Батенька и маменька уже сидели за столом. Большой самовар кипел, стояли чашки, стаканы, молочник со сливками, кувшин с молоком, харьковские бублики и огромная харьковская булка.
– А, елёха-воха! Илюха, где же ты бегаешь? Вот я вам привез – на дороге у зайца отнял.
Он дал мне нитку инжиру и погладил по голове. Я поцеловал его огромную руку. Батенька был в чистой рубахе и штанах тонкого сукна стального цвета. Он был чисто выбрит, желтые усы подкручены по-солдатски, и волосы гладко причесаны.
– А вот это что? – При этом он высоко поднял пару новых сапог с красными сафьяновыми отворотами. – Вот тебе! Наденька, не малы ли? Если малы, так их Ивану отдадим.
Иваном он называл моего младшего брата; Иванечка все хворал и едва ходил.
Я сейчас же сел на пол и надел – совсем впору. Я встал и почувствовал, что очень больно закололо что-то в пятке, но терпел. Хотел пробежаться – невозможно: что-то так и впивалось; я стал ходить на цыпочках.

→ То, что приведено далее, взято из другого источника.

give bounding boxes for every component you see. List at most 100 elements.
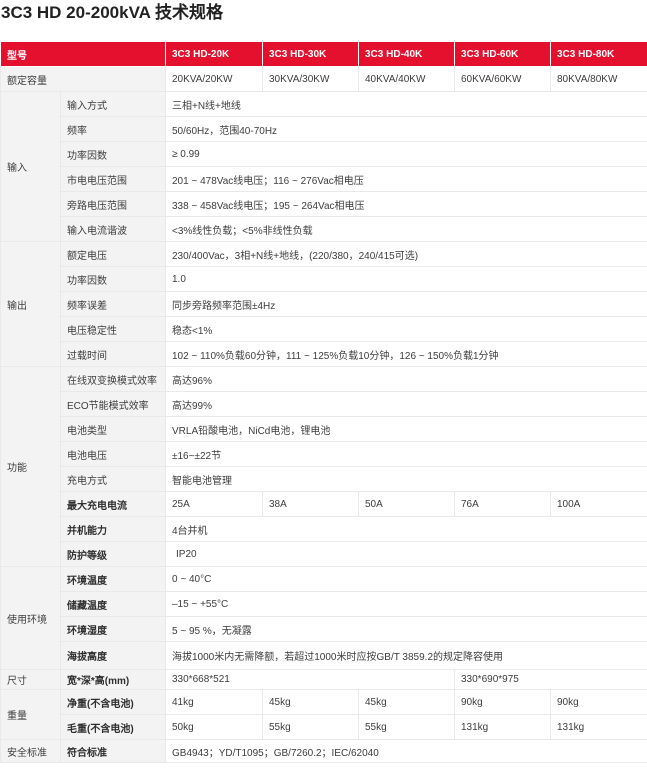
row-label: 旁路电压范围 [60,191,166,217]
table-row: 电池电压 ±16~±22节 [1,441,647,467]
size-label: 宽*深*高(mm) [60,669,166,690]
rated-capacity-40k: 40KVA/40KW [358,66,455,92]
spec-table: 型号 3C3 HD-20K 3C3 HD-30K 3C3 HD-40K 3C3 … [0,41,647,763]
row-value: 102 ~ 110%负载60分钟，111 ~ 125%负载10分钟，126 ~ … [165,341,647,367]
header-model-label: 型号 [0,41,166,67]
rated-capacity-80k: 80KVA/80KW [550,66,647,92]
table-row: 功率因数 ≥ 0.99 [1,141,647,167]
net-weight-60k: 90kg [454,689,551,715]
table-row: 毛重(不含电池) 50kg 55kg 55kg 131kg 131kg [1,714,647,740]
category-safety: 安全标准 [0,739,61,763]
rated-capacity-label: 额定容量 [0,66,166,92]
row-label: 电压稳定性 [60,316,166,342]
row-value: –15 ~ +55°C [165,591,647,617]
table-row: 储藏温度 –15 ~ +55°C [1,591,647,617]
protection-value: IP20 [165,541,647,567]
safety-value: GB4943；YD/T1095；GB/7260.2；IEC/62040 [165,739,647,763]
row-value: 338 ~ 458Vac线电压；195 ~ 264Vac相电压 [165,191,647,217]
row-label: 电池电压 [60,441,166,467]
row-label: 储藏温度 [60,591,166,617]
row-value: ≥ 0.99 [165,141,647,167]
table-row: 并机能力 4台并机 [1,516,647,542]
row-value: 高达99% [165,391,647,417]
category-input: 输入 [0,91,61,242]
rated-capacity-20k: 20KVA/20KW [165,66,263,92]
row-label: ECO节能模式效率 [60,391,166,417]
table-row: 功率因数 1.0 [1,266,647,292]
net-weight-40k: 45kg [358,689,455,715]
row-label: 环境湿度 [60,616,166,642]
net-weight-20k: 41kg [165,689,263,715]
table-row: 重量 净重(不含电池) 41kg 45kg 45kg 90kg 90kg [0,689,647,740]
table-row: 功能 在线双变换模式效率 高达96% [0,366,647,567]
header-model-60k: 3C3 HD-60K [454,41,551,67]
row-value: 0 ~ 40°C [165,566,647,592]
table-row: 旁路电压范围 338 ~ 458Vac线电压；195 ~ 264Vac相电压 [1,191,647,217]
gross-weight-label: 毛重(不含电池) [60,714,166,740]
max-charge-40k: 50A [358,491,455,517]
category-environment: 使用环境 [0,566,61,670]
table-row: 安全标准 符合标准 GB4943；YD/T1095；GB/7260.2；IEC/… [0,739,647,763]
net-weight-label: 净重(不含电池) [60,689,166,715]
table-row: 频率 50/60Hz，范围40-70Hz [1,116,647,142]
row-value: 高达96% [165,366,647,392]
row-label: 功率因数 [60,266,166,292]
category-output: 输出 [0,241,61,367]
row-label: 海拔高度 [60,641,166,670]
row-label: 在线双变换模式效率 [60,366,166,392]
row-value: <3%线性负载；<5%非线性负载 [165,216,647,242]
table-row: 环境湿度 5 ~ 95 %，无凝露 [1,616,647,642]
table-row: 额定容量 20KVA/20KW 30KVA/30KW 40KVA/40KW 60… [0,66,647,92]
table-row: 充电方式 智能电池管理 [1,466,647,492]
row-value: ±16~±22节 [165,441,647,467]
table-row: 频率误差 同步旁路频率范围±4Hz [1,291,647,317]
row-value: 230/400Vac，3相+N线+地线，(220/380，240/415可选) [165,241,647,267]
row-label: 输入方式 [60,91,166,117]
row-label: 频率误差 [60,291,166,317]
row-value: 1.0 [165,266,647,292]
max-charge-20k: 25A [165,491,263,517]
table-row: 尺寸 宽*深*高(mm) 330*668*521 330*690*975 [0,669,647,690]
gross-weight-80k: 131kg [550,714,647,740]
gross-weight-60k: 131kg [454,714,551,740]
row-value: 海拔1000米内无需降额，若超过1000米时应按GB/T 3859.2的规定降容… [165,641,647,670]
safety-label: 符合标准 [60,739,166,763]
row-label: 功率因数 [60,141,166,167]
row-value: 稳态<1% [165,316,647,342]
table-row: 海拔高度 海拔1000米内无需降额，若超过1000米时应按GB/T 3859.2… [1,641,647,670]
net-weight-30k: 45kg [262,689,359,715]
size-value-b: 330*690*975 [454,669,647,690]
table-row: ECO节能模式效率 高达99% [1,391,647,417]
table-row: 电池类型 VRLA铅酸电池，NiCd电池，锂电池 [1,416,647,442]
rated-capacity-60k: 60KVA/60KW [454,66,551,92]
row-label: 过载时间 [60,341,166,367]
table-row: 电压稳定性 稳态<1% [1,316,647,342]
max-charge-30k: 38A [262,491,359,517]
parallel-label: 并机能力 [60,516,166,542]
row-value: 201 ~ 478Vac线电压；116 ~ 276Vac相电压 [165,166,647,192]
row-value: 三相+N线+地线 [165,91,647,117]
max-charge-80k: 100A [550,491,647,517]
row-value: 50/60Hz，范围40-70Hz [165,116,647,142]
size-value-a: 330*668*521 [165,669,455,690]
row-label: 输入电流谐波 [60,216,166,242]
row-label: 市电电压范围 [60,166,166,192]
table-row: 使用环境 环境温度 0 ~ 40°C [0,566,647,670]
row-value: 同步旁路频率范围±4Hz [165,291,647,317]
category-weight: 重量 [0,689,61,740]
net-weight-80k: 90kg [550,689,647,715]
header-model-20k: 3C3 HD-20K [165,41,263,67]
row-label: 额定电压 [60,241,166,267]
rated-capacity-30k: 30KVA/30KW [262,66,359,92]
table-row: 输入 输入方式 三相+N线+地线 [0,91,647,242]
page-title: 3C3 HD 20-200kVA 技术规格 [1,3,224,22]
table-row: 市电电压范围 201 ~ 478Vac线电压；116 ~ 276Vac相电压 [1,166,647,192]
table-row: 输入电流谐波 <3%线性负载；<5%非线性负载 [1,216,647,242]
category-function: 功能 [0,366,61,567]
row-value: 智能电池管理 [165,466,647,492]
protection-label: 防护等级 [60,541,166,567]
header-row: 型号 3C3 HD-20K 3C3 HD-30K 3C3 HD-40K 3C3 … [0,41,647,67]
header-model-30k: 3C3 HD-30K [262,41,359,67]
header-model-80k: 3C3 HD-80K [550,41,647,67]
row-label: 频率 [60,116,166,142]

Скоро мне дали чаю, и я примостился на деревянном диване около Усти.
– Что же ты кривишься? Что ты так поджимаешь ноги? – говорит Устя. – Тебе больно?

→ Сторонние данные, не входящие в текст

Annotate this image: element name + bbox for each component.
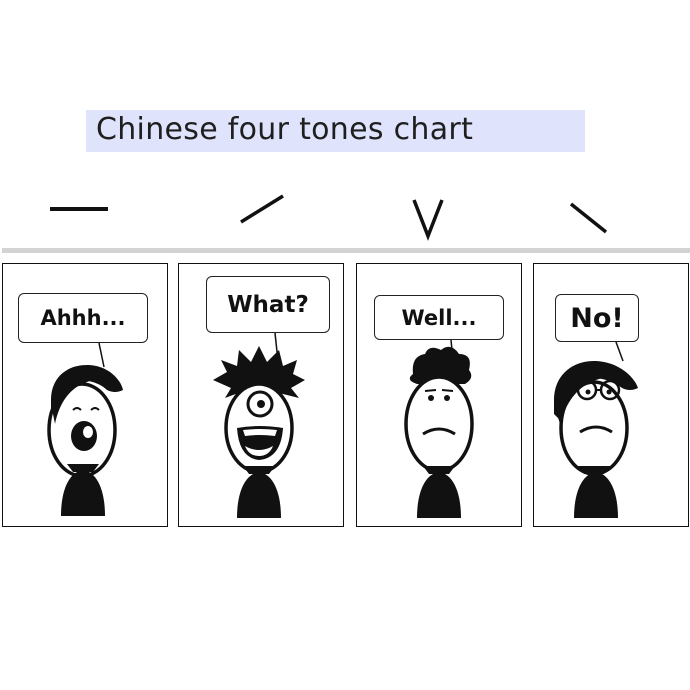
chart-title-box: Chinese four tones chart [86, 110, 585, 152]
character-3 [404, 339, 474, 518]
tone-3-dipping-mark [412, 199, 444, 241]
panel-tone-2: What? [178, 263, 344, 527]
panel-tone-1: Ahhh... [2, 263, 168, 527]
character-1 [47, 342, 123, 516]
chart-title: Chinese four tones chart [96, 112, 474, 147]
panel-tone-3: Well... [356, 263, 522, 527]
tone-marks [50, 194, 608, 241]
tone-2-rising-mark [240, 194, 284, 224]
character-4 [554, 341, 638, 518]
tone-4-falling-mark [569, 202, 608, 234]
character-2 [213, 332, 305, 518]
separator-bar [2, 248, 690, 253]
panel-tone-4: No! [533, 263, 689, 527]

– Ничего, нисколько не поджимаю, и не больно, – говорю я с досадой, но сам уже едва удерживаюсь, чтобы не заплакать.
– Маменька, – говорит Устя, – должно быть, ему малы сапоги.
– Да нет, где малы! Я видела, он свободно надел их, – говорит маменька. – Да скажи, давят тебе сапоги? – спрашивает маменька.
– Да не-е-ет!..
И я заревел от досады.
– А постой, постой, – говорит батенька, – я знаю, что это: верно, гвозди в подборах? Ну-ка снимай.

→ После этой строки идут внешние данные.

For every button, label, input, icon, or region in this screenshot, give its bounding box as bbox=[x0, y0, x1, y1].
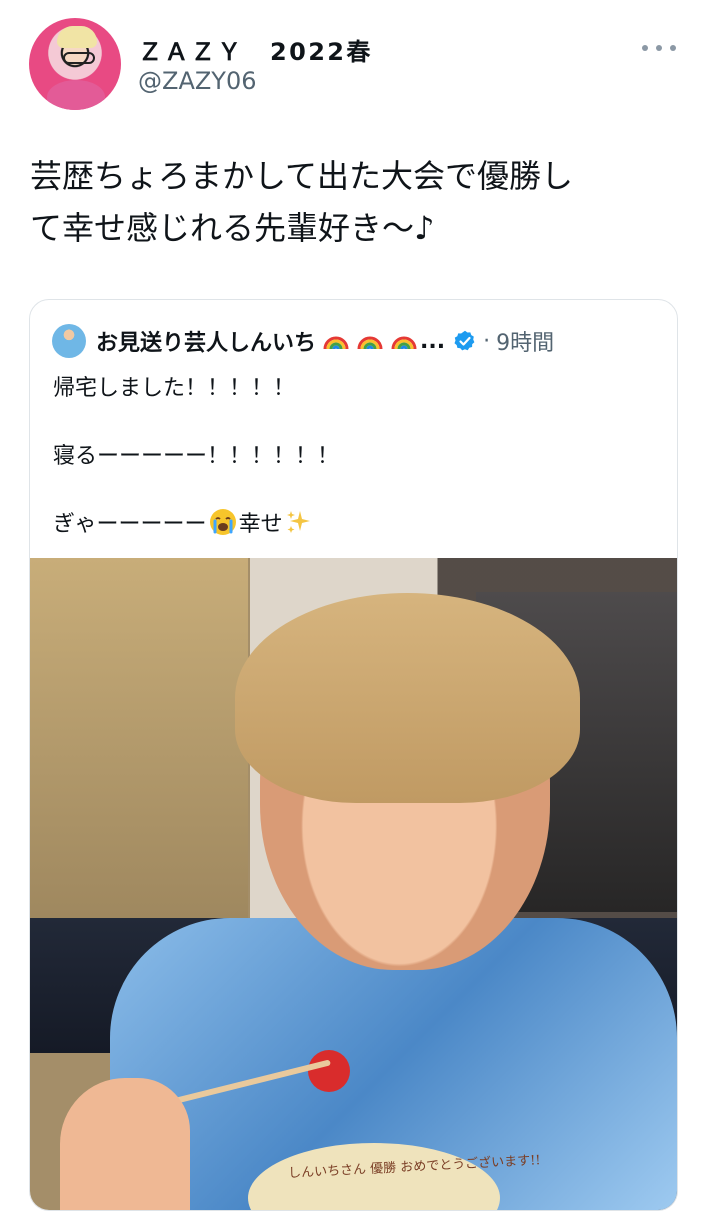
tweet-text-line-1: 芸歴ちょろまかして出た大会で優勝し bbox=[30, 157, 574, 195]
quoted-tweet-header: お見送り芸人しんいち ... · 9時間 bbox=[52, 322, 662, 360]
author-avatar[interactable] bbox=[29, 18, 121, 110]
quoted-author-name[interactable]: お見送り芸人しんいち bbox=[96, 325, 316, 357]
author-handle[interactable]: @ZAZY06 bbox=[138, 67, 257, 95]
more-options-icon[interactable] bbox=[642, 36, 676, 60]
quoted-tweet-card[interactable]: お見送り芸人しんいち ... · 9時間 帰宅しました！！！！！ 寝るーーーーー… bbox=[29, 299, 678, 1211]
crying-face-icon bbox=[209, 509, 236, 535]
tweet-header: ＺＡＺＹ 2022春 @ZAZY06 bbox=[0, 0, 705, 120]
more-dot bbox=[642, 45, 648, 51]
quoted-line-3: ぎゃーーーーー 幸せ bbox=[53, 508, 653, 542]
sparkles-icon bbox=[286, 511, 310, 533]
photo-strawberry bbox=[308, 1050, 350, 1092]
rainbow-icon bbox=[322, 327, 350, 355]
more-dot bbox=[670, 45, 676, 51]
tweet-text-line-2: て幸せ感じれる先輩好き〜♪ bbox=[30, 209, 435, 247]
tweet-text: 芸歴ちょろまかして出た大会で優勝し て幸せ感じれる先輩好き〜♪ bbox=[30, 150, 680, 254]
quoted-time[interactable]: 9時間 bbox=[496, 325, 554, 357]
verified-badge-icon bbox=[454, 330, 475, 351]
quoted-tweet-text: 帰宅しました！！！！！ 寝るーーーーー！！！！！！ ぎゃーーーーー 幸せ bbox=[53, 372, 653, 576]
name-ellipsis: ... bbox=[420, 328, 446, 354]
quoted-line-3-text: ぎゃーーーーー bbox=[53, 512, 207, 537]
quoted-author-avatar[interactable] bbox=[52, 324, 86, 358]
quoted-time-separator: · bbox=[483, 328, 491, 354]
quoted-tweet-photo[interactable]: しんいちさん 優勝 おめでとうございます!! bbox=[30, 558, 677, 1210]
rainbow-icon bbox=[390, 327, 418, 355]
photo-hand bbox=[60, 1078, 190, 1210]
photo-person-hair bbox=[235, 593, 580, 803]
avatar-hair bbox=[57, 26, 97, 48]
photo-background-box bbox=[30, 558, 248, 918]
more-dot bbox=[656, 45, 662, 51]
avatar-glasses bbox=[63, 52, 95, 64]
quoted-line-2: 寝るーーーーー！！！！！！ bbox=[53, 444, 340, 469]
rainbow-icon bbox=[356, 327, 384, 355]
quoted-line-4-text: 幸せ bbox=[238, 512, 283, 537]
avatar-body bbox=[47, 80, 105, 110]
author-display-name[interactable]: ＺＡＺＹ 2022春 bbox=[138, 32, 373, 67]
quoted-line-1: 帰宅しました！！！！！ bbox=[53, 376, 296, 401]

Мне не хотелось снимать. Но мне их сняли и увидели, что у меня пятки в крови.
– Ха-ха-ха! – засмеялся батенька. – Как это он терпел! Смотри-ка, мать, даже гвоздики мокры от крови. Ну как же можно в них ходить!.. Ну погоди, я тебе сейчас их забью. Доняшка, принеси-ка скалку и молоток. Вот выпьем чаю и заколотим гвоздики. Ведь вот сукины сыны торговцы: так и продают, ну долго ли их забить?
Батенька много пил чаю: стаканы его становились все светлей и светлей, и совсем уже едва только желтенькая водичка, а он все пил.
Я очень люблю чай пить. Так весело, сливки вкусные, баранки и харьковские бублики так и тают, так и рассыпаются во рту. От пенок маслянистые круги идут звездочками в чашке и тают, и все сидят веселые и говорят разное.
Наконец батенька кончил, встал из-за стола, помолился Богу большим крестом, со вздохом.
– Ну-ка, ну-ка, Доняшка, скалка есть? Давай сюда! – Он ловко стал заворачивать голенища сапожек. Завернул. – Видишь, вон какие торчат! И как ты в них ходил? Елёха-воха.
– А он будет на цыпоцках ходить, – сказал Иванечка.
– Ха-ха-ха! – рассмеялся батенька. – На цыпоцках! Ха-ха-ха! Слышишь, мать, что Иван сказал, – Илюха будет на цыпоцках ходить. Ха-ха-ха!
Он взял между колен скалку, зажал низ сапогами, положил большую медную деньгу на скалку, надел на нее сапожок каблуком (подбором) вверх и молотком крепко стал колотить по гвоздям. Тут-тук, тук-тук!
– Ну-ка! Ага, ну вот все загнулись. На-ка, попробуй рукой, не колются?.. Дай-ка еще сюда, забью их хорошенько и отсюда.
Ну ладно, теперь надевай!.. Не будешь больше на цыпоцках ходить. Так, так, Иван? На цыпоцках? Ха-ха-ха!
Стук, стук, стук!..
Иванечка такой беленький. У него тонкий носик с маленьким горбиком. Он такой хорошенький, я его очень люблю.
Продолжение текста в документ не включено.